Повесть о детстве | страница 106



— Тебя и учить нечего: ишь ручки-то какие ловкие да проворные! Это хорошо, ежели в руках работа играет. Цена-то ведь человеку по работе дается: у спорого мастера, говорят, руки золотые. Знавала я таких мастеров. Они за работу-то с молитвой принимались, с чистой душой.

И она начинала рассказывать через силу, но с охотой о прошлой своей жизни. Вероятно, ей неудержимо хотелось выложить все, что у нее было на душе. Длинные ночи были для нее, покинутой, одинокой, мучительны, как пытка, и она рада была и ленивому рассвету, и моему приходу. Пусть я был еще маленький, но я был живой человек, который приносил с собой жизнь, а мое мальчишечье сердце светилось любовью и привязанностью к ней.

— В Кизляре я жила у одного купца по виноградному делу в винном подвале. И был там бондарь — всем мастерам мастер, Павлом звали. Лучше его дубовые бочки никто не делал: как из меди литые. Мужик одинокий, бродячий, всеё Россию исходил и нигде не мог места постоянного найти. Уж в годах был — этак за сорок… и с сединкой. Росту невысокого, бородка кудрявенькая, курносенький и запивать любил. А запивал-то как раз в то время, когда у него работы было по горло. Сидит в бондарне, пьет, вцепится руками в голову и поет заунывно: «Устали мои белы руки от работушки, устали от недоброй, от недоброй, от немилой…» Придешь, бывало, по хозяйским делам: «Скоро, мол, Павлуша, за бочары-то возьмешься? Хозяин и рвет и мечет». А он ударит по верстаку кулаком и кричит: «Ага, рвет и мечет — чет да нечет! Я для него не бочары, а гроб дубовый сколочу». И улещает меня: «Наташа, уйдем куда глаза глядят, — пойдем с тобой счастья искать». — «Что ты, говорю, Павлуша: для нас, подневольных, счастья на белом свете нет. На горе уродились, — в горе и умрем». А сама ему песней отвечаю: «А и горе, горе-гореваньице, а и лыком горе подпоясалось, мочалом ноги изопутаны…» Упрямый он был мужик: бьет кулаком по верстаку, а лицо у него страшное. «Бочары проклятые меня жрут, Наташа. Горой на меня валятся. Своими же руками обручи на себя набиваю…

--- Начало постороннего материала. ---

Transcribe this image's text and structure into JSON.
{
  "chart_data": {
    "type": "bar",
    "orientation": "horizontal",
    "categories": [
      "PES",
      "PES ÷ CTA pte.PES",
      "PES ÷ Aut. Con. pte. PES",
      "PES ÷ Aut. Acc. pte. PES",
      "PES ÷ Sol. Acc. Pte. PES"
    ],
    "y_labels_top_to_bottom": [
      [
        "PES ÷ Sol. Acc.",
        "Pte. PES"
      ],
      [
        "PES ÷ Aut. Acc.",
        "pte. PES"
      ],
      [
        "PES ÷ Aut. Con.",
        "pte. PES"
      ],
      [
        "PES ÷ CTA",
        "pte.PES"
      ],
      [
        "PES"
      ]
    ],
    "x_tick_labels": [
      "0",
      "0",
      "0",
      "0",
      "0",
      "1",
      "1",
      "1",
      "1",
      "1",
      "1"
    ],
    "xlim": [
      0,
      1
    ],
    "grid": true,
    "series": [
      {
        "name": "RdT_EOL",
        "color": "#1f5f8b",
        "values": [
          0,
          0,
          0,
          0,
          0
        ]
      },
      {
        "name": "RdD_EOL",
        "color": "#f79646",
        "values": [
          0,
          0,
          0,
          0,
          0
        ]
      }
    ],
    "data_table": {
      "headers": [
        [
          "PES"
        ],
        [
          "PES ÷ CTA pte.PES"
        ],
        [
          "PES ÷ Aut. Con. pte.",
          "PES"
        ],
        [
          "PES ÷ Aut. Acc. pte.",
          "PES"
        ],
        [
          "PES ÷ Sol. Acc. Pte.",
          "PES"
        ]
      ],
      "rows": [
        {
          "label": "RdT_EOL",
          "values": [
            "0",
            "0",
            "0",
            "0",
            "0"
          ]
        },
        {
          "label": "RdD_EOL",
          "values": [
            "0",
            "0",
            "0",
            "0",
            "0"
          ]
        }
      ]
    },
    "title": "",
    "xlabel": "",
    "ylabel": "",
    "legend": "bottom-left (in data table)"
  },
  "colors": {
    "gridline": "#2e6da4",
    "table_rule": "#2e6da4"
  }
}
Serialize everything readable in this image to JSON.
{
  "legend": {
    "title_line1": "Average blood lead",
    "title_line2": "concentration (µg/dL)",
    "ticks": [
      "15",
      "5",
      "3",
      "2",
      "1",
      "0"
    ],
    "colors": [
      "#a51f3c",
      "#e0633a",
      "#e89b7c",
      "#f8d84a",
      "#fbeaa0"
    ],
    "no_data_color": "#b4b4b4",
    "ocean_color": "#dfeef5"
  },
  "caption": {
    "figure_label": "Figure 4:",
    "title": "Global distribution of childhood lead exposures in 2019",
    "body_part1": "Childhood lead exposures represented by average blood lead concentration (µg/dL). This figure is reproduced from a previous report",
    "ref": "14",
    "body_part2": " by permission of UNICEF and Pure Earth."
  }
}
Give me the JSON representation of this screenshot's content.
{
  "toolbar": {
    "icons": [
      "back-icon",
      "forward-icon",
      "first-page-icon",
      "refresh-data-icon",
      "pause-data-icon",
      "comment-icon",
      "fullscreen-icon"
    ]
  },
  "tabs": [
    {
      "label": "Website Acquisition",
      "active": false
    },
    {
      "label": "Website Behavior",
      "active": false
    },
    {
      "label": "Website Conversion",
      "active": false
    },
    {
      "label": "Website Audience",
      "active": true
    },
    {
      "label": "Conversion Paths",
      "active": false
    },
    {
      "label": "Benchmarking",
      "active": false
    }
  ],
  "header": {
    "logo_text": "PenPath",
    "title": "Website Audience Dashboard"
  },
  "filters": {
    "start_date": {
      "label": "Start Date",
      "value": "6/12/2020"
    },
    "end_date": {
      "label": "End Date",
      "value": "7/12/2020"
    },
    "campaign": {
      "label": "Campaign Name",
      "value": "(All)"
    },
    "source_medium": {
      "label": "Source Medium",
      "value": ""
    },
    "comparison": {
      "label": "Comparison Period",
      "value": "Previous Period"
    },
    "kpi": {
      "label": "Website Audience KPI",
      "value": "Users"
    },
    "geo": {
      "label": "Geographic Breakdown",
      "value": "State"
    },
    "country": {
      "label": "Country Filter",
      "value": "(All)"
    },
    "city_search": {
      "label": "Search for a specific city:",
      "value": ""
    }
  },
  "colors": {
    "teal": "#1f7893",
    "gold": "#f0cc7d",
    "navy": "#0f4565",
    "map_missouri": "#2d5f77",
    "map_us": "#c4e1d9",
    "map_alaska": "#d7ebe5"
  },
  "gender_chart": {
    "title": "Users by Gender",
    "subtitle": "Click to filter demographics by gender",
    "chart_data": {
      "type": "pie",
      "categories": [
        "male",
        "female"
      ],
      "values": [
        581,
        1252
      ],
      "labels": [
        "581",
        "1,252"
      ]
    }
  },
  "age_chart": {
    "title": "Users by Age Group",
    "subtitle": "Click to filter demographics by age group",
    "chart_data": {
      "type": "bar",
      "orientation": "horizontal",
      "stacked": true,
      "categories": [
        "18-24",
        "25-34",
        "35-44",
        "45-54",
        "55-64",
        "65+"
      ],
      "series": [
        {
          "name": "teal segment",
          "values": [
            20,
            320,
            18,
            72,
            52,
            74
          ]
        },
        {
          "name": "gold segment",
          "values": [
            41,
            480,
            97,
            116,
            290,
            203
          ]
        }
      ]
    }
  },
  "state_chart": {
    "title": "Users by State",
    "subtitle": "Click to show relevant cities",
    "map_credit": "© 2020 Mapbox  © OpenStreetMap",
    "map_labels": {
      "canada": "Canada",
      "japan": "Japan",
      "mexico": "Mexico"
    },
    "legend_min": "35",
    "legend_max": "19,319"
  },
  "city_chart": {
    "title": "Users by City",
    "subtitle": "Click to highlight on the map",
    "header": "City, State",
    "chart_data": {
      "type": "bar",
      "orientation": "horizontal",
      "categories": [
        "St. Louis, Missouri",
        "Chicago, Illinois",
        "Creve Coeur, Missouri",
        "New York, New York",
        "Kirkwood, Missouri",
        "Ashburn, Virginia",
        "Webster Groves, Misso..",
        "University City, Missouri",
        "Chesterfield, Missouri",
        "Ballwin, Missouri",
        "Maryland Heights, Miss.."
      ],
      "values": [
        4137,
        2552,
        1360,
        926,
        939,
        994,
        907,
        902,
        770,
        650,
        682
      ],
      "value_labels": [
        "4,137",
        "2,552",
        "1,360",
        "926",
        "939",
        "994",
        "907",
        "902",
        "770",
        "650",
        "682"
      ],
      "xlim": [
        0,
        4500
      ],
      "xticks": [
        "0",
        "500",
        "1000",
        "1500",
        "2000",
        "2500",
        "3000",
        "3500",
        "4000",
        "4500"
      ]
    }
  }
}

А оно, Наташа, в моих руках, счастье-то. Эх, каких бы я дел наделал!..» И вот однова приходит ко мне в подвал, отводит в сторону, разворачивает платок и подает мне шкатурочку махонькую, а шкатурочка красоты неописанной.

Вся-то она, как кружево сплетенное, из крошечных-крошечных палочек, и палочки-то все друг за дружку держатся, а на стеночках-то птички да цветочки из блесточков да разноцветных стружечек собраны. Я так и ахнула да чуть не заплакала от дива такого. Глядит он на меня и смеется: «Эту, говорит, шкатурочку, я тебе, Наташа, целый год делал, всю душу вложил. Эх, говорит, Наташа, этим бы рукам слободу дать… чего бы они не сделали!» Долго я берегла эту шкатурочку, да не уберегла. Увидал ее у меня раз хозяин мой, бурдюк такой толстый, мордастый, да и сцапал. Жила я с артелью в бараке. А хозяин держал нас взаперти, чтобы не баловались. И все в вещишках рылся. Ну, сцапал шкатурочку-то и орет: «Воровка, такая-сякая, говорит, где ты украла эту драгоценность? В остроге тебя сгною!» И утащил. «Я — к Павлуше, плачу и в себя прийти не могу. А он покачивает головой и посмеивается: «Ничего, Наташа, не убивайся: другую лучше сделаю. Хоть и в неволе, говорит, мои руки, а все-таки эти руки — мои, и что я захочу для души, то и сделаю». Вог как, Феденька… Золотые-то руки — праведные.